Di Villa kami melakukan hal yang membuat hati terhibur. Hingga malampun tiba, Nia sudah sangat mengantuk dan memintaku untuk menemaninya tidur. Sebelum aku pergi ke kamar Nia, Pak Tova memanggilku,

“Maaf Bu Rani, bias minta waktu sebentar setelah Nia tidur?” tanyanya.

“Oh iya pak” jawabku.

Setelah Nia tertidur lelap aku pun segera menemui Pak Tova, saat itu Pak Tova sedang membaca di ruang makan sambil menungguku.

“Selamat malam Pak Tova” sapaku.

“Malam juga Bu Rani, silakan duduk” jawabnya sambil menarik kursi makan.

“Gimana Bu, hari ini capek gak?” Tanya Pak Tova membuka pembicaraan.

“Lumayan Pak, hehehe…ohya bapak mau minum teh hangat, biar aku buatkan…” kataku.

“Oya Bu, cocok banget itu apalagi cuacanya dingin begini,hehehe” timpanya.

“Maaf Pak Tova panggil saya Rani saja, saya lebih nyaman dengan panggilan itu” kataku sambil berjalanan menuju dapur untuk membikin teh hangat.

“Siap Rani..hehhee”

Teh hangat telah siap di meja makan dimana kita mengobrol. Pak Tova orangnya pandai merangkai pembicaraan yang menarik, sehingga tak terasa malam sudah larut dan hawa dingin semakin menusuk ke dalam kulit.

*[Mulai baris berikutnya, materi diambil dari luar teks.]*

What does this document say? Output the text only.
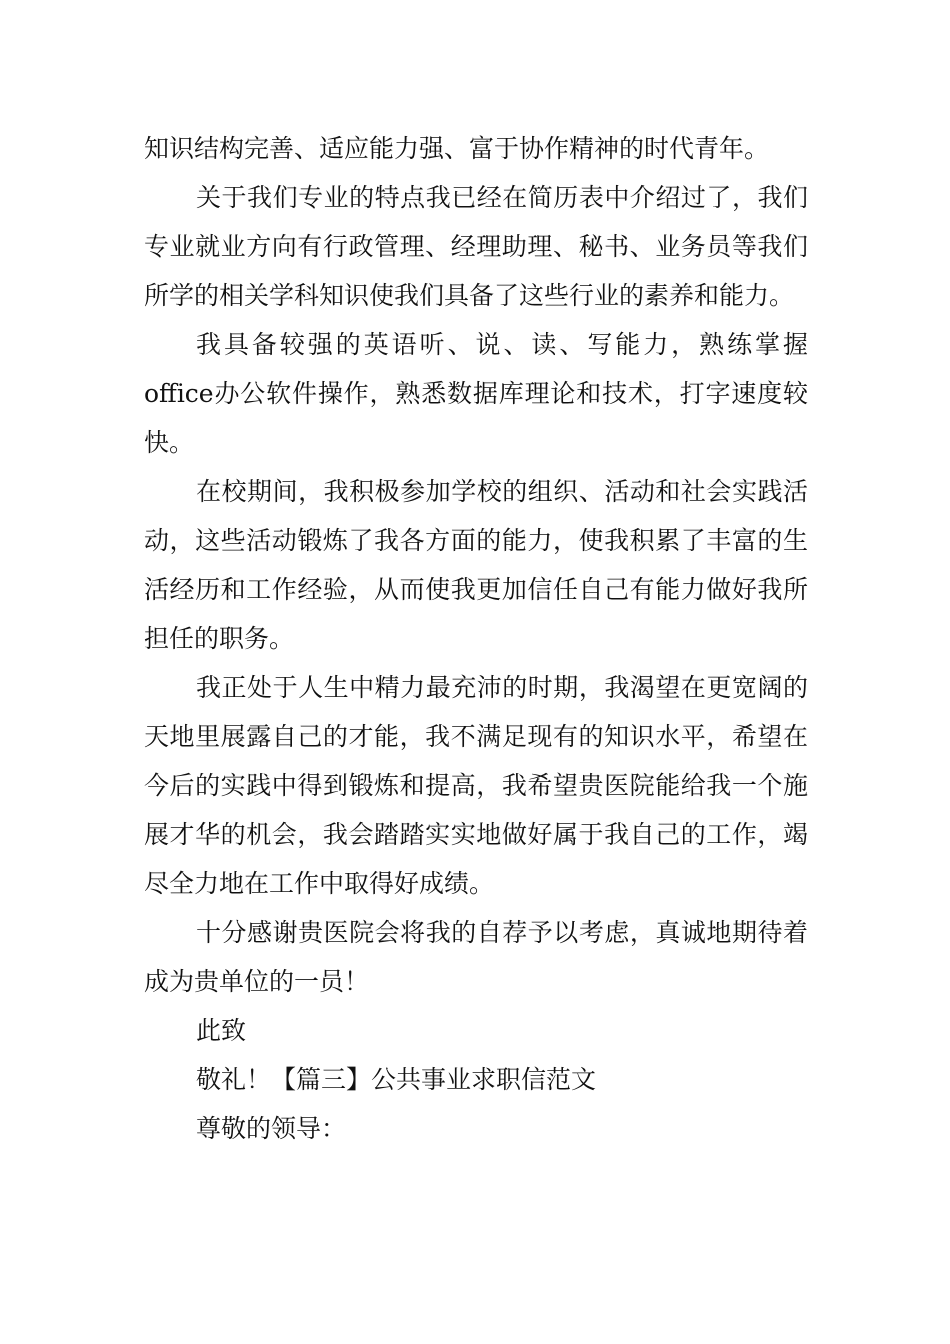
知识结构完善、适应能力强、富于协作精神的时代青年。

关于我们专业的特点我已经在简历表中介绍过了，我们专业就业方向有行政管理、经理助理、秘书、业务员等我们所学的相关学科知识使我们具备了这些行业的素养和能力。

我具备较强的英语听、说、读、写能力，熟练掌握office办公软件操作，熟悉数据库理论和技术，打字速度较快。

在校期间，我积极参加学校的组织、活动和社会实践活动，这些活动锻炼了我各方面的能力，使我积累了丰富的生活经历和工作经验，从而使我更加信任自己有能力做好我所担任的职务。

我正处于人生中精力最充沛的时期，我渴望在更宽阔的天地里展露自己的才能，我不满足现有的知识水平，希望在今后的实践中得到锻炼和提高，我希望贵医院能给我一个施展才华的机会，我会踏踏实实地做好属于我自己的工作，竭尽全力地在工作中取得好成绩。

十分感谢贵医院会将我的自荐予以考虑，真诚地期待着成为贵单位的一员！

此致

敬礼！【篇三】公共事业求职信范文

尊敬的领导：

Karena sudah kehabisan bahan untuk mengobrol maka kita berdua sepakat untuk mengakhiri obrolan kita malam itu.

Tak tahu siapa yang memulai dulu, tiba-tiba kami saling berpelukan. Hangat pelukan membuat kita terbawa akan suasana malam yang dingin itu. Pak Tova membopongku masuk ke dalam kamarnya. Dengan lembut dia menciumi dan melumat bibirku, sehingga aku dibuat melayang. Lidah kami saling berpautan.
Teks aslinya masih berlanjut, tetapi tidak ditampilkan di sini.